The second difference concerns the tax base. Tobin was quite clear in specifying that he was advocating a tax levied on currency conversions and nothing else. There was a discussion in the literature as to whether a tax only on spot transactions would not be circumvented, and whether it would therefore be necessary to include (for example) forward, swap, and future transactions (see chapter four in Haq, Kaul, and Grunberg 1966). But it is clear that Tobin did not envisage taxing purchases or sales of domestic shares or bonds, as is embodied in the current EU proposal.

But the most important difference is the third one.  To Tobin, the tax was primarily intended to remedy the excessive perfection (as he thought of it) of the international capital market. He was quite explicit in saying that his motivation was the reduction of speculation. There were those of us who believed that the very real problems of speculation were due to large movements of currency stocks and would be essentially unaltered by reducing the intra-day movements of currency. (We thought of the typical foreign exchange trader as someone who had a balanced book at the start of the day, undertook about a million dollars of trades during the day, and went home with a balanced book, and doubted whether making those trades more expensive—and therefore fewer—would reduce the tendency to speculate in the slightest.) But Tobin sought a reduction in speculation rather than increased revenue: Indeed, he was quite explicit in regarding increased revenue as at best a subsidiary objective (see the Prologue of Haq, Kaul, and Grunberg 1966). In contrast, raising revenue is the purpose of the tax proposed in Europe.

There are therefore a series of major differences between Tobin's proposal and the proposal under consideration by the European Union. It would advance the cause of clarity if the latter were not described by the term "Tobin tax"; the term "financial transactions tax" is more descriptive and more accurate.

This is not the first time that a term has been used in a way counter to the intention of its creator.

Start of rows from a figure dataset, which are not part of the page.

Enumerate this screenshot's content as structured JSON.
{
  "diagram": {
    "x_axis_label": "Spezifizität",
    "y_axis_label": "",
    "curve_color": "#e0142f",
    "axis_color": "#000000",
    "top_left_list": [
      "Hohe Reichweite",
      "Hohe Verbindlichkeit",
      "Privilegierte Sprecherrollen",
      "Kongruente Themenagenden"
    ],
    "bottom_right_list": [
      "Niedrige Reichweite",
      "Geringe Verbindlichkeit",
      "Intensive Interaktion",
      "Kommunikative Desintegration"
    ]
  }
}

I happen to have created a term "Washington consensus," which has been subject to a similar process. When I first used the term (Williamson 1990), it was used to describe a set of middle-of-the-road propositions that were regarded as motherhood-and-apple-pie by organizations such as the Organization for Economic Cooperation and Development (OECD) (and indeed that most self-proclaimed critics would be happy to endorse). Before I realized what had happened, its meaning had been transformed to the sort of economics advocated by Milton Friedman and implemented by Ronald Reagan and Margaret Thatcher. When told of this new interpretation, I initially went along with my informant in accepting that words mean whatever they are used as meaning and therefore that the mere fact that I had created the phrase gave me no special right to say what it meant. On reflection, more is at stake than ownership: The use of the term in this way has the effect of persuading many people that Washington-in-general subscribed to the same set of beliefs (the importance of low taxes, ignoring externalities, that the best government is the least government, the immorality of income redistribution, etc.) as Ronald Reagan. There is room for substantive debate on whether there is widespread agreement with these beliefs in Washington, but surely it is wrong to insinuate that there is such an agreement simply by the use of a term.

References

Haq, Mahbub ul, Inge Kaul, and Isabelle Grunberg. 1996. The Tobin Tax: Coping with Financial Volatility. New York: Oxford University Press.

Tobin, James. 1974. The New Economics One Decade Older (The Eliot Janeway Lectures on Historical Economics in Honour of Joseph Schumpeter). Princeton: Princeton University Press.

Tobin, James. 1978. A Proposal for International Monetary Reform. Eastern Economic Journal, 4 (July-October), 153-9.

Williamson, John. 1990. Latin American Adjustment: How Much Has Happened? Washington: Institute for International Economics.